Mental flexibility or psychological flexibility helps you recognize and adapt to various situational demands. Not only does psychological flexibility help you adapt, but it is also good for your mental health. 

The mental habits of psychological flexibility increases your ability to meet the demands you are facing. Psychological flexibility is the ability to interact with your own thoughts, feelings, emotions and the environment in such a way that it helps move forward in the direction important to you. To be more technical, psychological flexibility is:

The capacity to contact the present moment, while being aware of thoughts and emotions without trying to change or be controlled by them. Then depending on the situation, persisting or changing your behaviour in the pursuit of values and goals.

The three core skills of psychological flexibility are: contact with the present moment, emotional openness and knowing what matters. 

In whatever career you are, it is important to have a flexible relationship with your inner world. You want to interact with your thoughts and feelings in such a way that it helps you work around any mental obstacles that are keeping you stuck and doing what you need to get done. 

Contact with the present moment

We often get so caught in the future and past. Our mind wanders about 50% of the time. Living in the future or the past makes us miss what is going on around us. 

If you live a more present life, your chances increase to read the opportunities and situations on your path. You provide yourself with more mental space to read your situation and take action. 

Here are three great resources to become more mindful and have more contact with the present moment.

Emotional Openness

Inevitably, you will have uncomfortable experiences. The sources of the discomfort can be the situation you are in or can be in your own inner world (thoughts, feelings and memories). Most often we try to control these uncomfortable experiences by doing the DAT’s (Distract, Avoid, Time Travel)


When something uncomfortable rises in our mind or body we often use tactics to distract us from the discomfort. This takes the discomfort away temporarily, but not permanently.
Strategies to distract ourselves can include picking up your phone, mindlessly watching YouTube, rearranging the bookshelf for the 7th time. Can you think of a situation?

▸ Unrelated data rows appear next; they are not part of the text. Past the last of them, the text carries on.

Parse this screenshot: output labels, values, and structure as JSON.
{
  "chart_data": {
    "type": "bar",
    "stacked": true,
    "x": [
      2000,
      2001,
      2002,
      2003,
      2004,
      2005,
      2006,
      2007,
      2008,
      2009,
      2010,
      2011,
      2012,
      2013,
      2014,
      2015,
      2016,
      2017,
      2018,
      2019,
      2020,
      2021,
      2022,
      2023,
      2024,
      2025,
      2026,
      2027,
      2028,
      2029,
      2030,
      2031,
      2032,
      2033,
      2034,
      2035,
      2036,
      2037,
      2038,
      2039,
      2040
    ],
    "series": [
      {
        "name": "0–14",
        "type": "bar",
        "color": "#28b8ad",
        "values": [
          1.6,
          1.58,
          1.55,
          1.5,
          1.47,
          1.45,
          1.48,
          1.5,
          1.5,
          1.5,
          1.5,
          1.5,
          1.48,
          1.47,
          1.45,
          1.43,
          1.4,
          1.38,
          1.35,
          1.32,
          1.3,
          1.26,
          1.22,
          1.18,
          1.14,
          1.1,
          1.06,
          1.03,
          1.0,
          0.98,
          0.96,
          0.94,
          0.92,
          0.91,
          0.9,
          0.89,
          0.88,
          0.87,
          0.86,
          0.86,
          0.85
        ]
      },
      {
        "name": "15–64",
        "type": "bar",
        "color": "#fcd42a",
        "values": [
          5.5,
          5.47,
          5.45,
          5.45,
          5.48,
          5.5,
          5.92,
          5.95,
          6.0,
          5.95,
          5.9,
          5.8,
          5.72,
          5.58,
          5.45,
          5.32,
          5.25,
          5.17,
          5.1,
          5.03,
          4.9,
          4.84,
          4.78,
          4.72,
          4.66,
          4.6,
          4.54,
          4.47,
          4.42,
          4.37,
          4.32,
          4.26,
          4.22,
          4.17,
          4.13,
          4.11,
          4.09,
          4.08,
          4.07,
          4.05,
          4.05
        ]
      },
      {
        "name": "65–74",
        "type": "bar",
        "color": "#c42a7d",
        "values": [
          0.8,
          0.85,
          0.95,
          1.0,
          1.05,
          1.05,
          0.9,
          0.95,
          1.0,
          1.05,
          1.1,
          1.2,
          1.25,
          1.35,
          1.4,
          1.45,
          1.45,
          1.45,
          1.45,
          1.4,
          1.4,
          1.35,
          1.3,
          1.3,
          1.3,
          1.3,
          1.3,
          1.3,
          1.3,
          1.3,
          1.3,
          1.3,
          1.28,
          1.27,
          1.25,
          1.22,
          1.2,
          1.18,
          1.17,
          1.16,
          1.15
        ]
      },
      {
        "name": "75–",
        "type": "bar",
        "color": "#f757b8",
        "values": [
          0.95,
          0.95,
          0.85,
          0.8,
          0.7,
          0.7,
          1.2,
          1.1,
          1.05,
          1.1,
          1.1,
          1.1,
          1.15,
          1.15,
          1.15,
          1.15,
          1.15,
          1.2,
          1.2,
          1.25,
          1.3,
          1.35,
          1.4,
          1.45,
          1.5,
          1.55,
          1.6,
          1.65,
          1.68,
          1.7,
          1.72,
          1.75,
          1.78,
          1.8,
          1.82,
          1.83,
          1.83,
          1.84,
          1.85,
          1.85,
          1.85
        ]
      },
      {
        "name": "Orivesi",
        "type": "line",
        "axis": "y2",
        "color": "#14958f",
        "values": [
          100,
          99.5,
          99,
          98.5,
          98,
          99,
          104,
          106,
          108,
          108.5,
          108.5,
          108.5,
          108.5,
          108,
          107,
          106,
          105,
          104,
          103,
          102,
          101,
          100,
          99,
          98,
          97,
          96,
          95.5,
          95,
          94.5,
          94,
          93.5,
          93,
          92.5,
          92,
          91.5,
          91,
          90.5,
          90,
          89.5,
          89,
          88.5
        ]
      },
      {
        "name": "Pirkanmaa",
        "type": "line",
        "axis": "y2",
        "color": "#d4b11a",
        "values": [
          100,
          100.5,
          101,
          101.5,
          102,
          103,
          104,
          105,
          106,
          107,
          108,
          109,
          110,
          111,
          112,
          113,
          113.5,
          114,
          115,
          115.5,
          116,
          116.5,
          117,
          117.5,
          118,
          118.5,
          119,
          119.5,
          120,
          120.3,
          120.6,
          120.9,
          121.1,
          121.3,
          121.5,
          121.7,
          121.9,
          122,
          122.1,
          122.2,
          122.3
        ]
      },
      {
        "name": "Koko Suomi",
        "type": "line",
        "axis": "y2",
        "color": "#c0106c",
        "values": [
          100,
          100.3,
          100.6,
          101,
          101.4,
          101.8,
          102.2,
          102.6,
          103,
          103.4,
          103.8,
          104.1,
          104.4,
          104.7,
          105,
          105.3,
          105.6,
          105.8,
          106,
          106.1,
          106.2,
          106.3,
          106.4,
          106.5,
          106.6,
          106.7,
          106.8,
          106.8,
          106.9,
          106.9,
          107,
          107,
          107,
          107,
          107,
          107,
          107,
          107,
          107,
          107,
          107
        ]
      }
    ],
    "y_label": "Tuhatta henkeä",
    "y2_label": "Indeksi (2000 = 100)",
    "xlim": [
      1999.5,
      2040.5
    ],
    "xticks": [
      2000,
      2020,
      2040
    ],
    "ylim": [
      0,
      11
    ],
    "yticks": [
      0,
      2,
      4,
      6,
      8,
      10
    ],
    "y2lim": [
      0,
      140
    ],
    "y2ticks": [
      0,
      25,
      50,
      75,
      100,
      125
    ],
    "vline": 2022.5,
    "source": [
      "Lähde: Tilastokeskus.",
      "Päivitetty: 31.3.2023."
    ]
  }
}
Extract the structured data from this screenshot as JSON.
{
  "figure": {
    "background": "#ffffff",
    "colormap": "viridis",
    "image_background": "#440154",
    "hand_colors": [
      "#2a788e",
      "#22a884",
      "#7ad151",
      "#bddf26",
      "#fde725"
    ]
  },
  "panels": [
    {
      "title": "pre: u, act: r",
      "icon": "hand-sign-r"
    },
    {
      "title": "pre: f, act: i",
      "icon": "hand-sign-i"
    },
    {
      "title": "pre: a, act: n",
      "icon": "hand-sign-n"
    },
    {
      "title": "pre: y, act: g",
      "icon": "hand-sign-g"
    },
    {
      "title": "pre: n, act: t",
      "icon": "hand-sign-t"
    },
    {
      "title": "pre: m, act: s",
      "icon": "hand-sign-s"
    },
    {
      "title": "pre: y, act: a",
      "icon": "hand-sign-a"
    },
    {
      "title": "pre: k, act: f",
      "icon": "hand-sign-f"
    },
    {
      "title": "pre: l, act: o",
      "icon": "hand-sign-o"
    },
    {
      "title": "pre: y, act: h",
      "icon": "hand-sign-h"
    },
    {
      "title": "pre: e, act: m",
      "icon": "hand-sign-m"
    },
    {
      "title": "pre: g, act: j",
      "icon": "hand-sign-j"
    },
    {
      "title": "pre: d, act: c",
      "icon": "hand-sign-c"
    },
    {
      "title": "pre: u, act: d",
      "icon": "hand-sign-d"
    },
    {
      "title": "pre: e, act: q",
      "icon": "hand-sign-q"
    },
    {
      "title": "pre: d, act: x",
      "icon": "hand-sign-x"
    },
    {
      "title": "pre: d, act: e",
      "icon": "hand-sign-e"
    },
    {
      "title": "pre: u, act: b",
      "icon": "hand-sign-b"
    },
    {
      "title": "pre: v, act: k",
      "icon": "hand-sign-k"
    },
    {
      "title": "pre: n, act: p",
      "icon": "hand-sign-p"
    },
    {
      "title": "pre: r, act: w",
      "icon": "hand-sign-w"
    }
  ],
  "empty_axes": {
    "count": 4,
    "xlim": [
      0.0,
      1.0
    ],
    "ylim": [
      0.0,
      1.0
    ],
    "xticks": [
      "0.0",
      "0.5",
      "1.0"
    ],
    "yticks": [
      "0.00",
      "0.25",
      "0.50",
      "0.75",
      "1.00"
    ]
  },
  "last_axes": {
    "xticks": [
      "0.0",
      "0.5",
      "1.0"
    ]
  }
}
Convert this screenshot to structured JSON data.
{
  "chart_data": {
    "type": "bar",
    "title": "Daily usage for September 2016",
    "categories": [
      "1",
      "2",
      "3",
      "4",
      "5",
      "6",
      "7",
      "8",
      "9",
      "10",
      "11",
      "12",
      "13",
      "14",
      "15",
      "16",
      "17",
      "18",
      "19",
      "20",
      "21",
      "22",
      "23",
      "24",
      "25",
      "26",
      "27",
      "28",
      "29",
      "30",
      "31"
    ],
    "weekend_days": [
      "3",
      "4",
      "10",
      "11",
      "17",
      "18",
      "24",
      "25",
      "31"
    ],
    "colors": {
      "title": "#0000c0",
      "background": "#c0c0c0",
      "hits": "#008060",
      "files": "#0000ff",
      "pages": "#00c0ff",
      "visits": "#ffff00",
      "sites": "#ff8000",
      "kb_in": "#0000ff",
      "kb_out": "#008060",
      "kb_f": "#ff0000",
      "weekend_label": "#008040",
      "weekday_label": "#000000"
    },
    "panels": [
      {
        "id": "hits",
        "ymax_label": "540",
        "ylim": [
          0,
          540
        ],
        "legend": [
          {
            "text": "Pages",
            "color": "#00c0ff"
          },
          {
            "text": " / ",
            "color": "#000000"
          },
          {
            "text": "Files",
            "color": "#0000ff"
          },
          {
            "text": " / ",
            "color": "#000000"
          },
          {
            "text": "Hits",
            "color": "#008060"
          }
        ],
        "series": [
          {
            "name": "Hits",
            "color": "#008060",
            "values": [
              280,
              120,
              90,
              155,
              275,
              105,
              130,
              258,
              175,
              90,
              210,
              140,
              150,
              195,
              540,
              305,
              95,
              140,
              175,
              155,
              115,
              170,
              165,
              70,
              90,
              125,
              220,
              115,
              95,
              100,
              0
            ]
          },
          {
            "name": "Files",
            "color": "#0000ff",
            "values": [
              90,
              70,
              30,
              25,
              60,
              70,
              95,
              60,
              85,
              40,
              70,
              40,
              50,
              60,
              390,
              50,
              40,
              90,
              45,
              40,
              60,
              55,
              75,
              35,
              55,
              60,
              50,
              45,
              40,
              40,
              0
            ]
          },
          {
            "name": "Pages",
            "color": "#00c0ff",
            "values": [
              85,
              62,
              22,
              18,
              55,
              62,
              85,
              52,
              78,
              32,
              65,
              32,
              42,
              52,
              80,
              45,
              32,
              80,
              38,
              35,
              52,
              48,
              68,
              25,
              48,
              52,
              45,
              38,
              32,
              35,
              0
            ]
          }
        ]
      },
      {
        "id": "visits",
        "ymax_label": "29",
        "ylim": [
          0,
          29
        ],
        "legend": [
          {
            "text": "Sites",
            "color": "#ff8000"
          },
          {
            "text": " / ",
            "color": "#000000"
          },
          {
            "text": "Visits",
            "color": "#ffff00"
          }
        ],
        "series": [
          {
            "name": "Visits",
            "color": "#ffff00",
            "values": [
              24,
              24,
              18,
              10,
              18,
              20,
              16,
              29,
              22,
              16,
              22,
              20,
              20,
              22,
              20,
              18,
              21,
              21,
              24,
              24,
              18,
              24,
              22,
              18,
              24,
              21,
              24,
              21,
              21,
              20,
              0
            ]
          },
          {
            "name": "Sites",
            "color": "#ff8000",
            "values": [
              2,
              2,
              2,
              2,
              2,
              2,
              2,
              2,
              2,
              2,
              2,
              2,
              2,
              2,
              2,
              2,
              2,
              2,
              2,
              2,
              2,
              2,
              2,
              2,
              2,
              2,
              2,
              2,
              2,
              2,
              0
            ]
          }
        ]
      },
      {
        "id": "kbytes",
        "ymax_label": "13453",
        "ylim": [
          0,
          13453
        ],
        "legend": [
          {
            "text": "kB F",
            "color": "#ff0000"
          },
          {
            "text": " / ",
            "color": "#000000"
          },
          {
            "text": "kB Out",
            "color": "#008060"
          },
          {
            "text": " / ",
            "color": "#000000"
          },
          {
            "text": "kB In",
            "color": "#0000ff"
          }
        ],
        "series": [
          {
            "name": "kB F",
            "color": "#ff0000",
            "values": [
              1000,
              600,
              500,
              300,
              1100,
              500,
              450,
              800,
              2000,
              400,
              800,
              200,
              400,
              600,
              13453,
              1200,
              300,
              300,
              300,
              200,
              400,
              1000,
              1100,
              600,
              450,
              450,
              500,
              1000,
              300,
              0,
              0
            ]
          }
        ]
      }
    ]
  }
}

We try to avoid the situation or thought causes an uncomfortable experience. For instance, if you need to make an uncomfortable call, you delay or don’t pick up the phone. 

Time Traveling

Our mind will run to the past or the future. This is a superpower in certain situations and a pitfall in others. Our minds often use ‘should have’ and ‘what if’ thoughts. 
While we are trying to control these discomforts you get stuck in an endless struggle that does not improve your situation. It is like trying to get out of quicksand. The harder you try to get out the more trapped you become. Russ Harris eloquently names this ‘The Struggle Switch’:

By accepting and allowing room for these inner and outer discomforts we experience, we struggle less and live more. Knowing the sources of your DAT’s, being more present and doing uncomfortable stuff gives you more freedom. Now you have enough mental space to read your situation and take proactive steps towards what is important to you.


Here are some practical strategies you can use to be more open to your emotions.

Connect with what is important to you

Developing flexibility and doing what is important to you goes hand in hand. You want to help create the mental space to do what is important. 
Ask yourself:
  • If my career is a platform, what do I want it to give me more of? 
  • What are my deepest desires that my career can help me move closer to?
Sometimes we get so caught up in survival mode that we forget to take some perspective. 
For instance, many people want a bigger salary, so they can have more adventures. But when they are on holiday they do everything but have an adventure. Here, the salary was just a platform to have an adventure. Adventure is a value that you can always live out in the present moment. 
Often we become disconnected with what we value. Connecting with what is important to you, allows you to be proactive. If adventure is important to you, you then have the flexibility to find various ways to practice it. Now you can commit to the important stuff.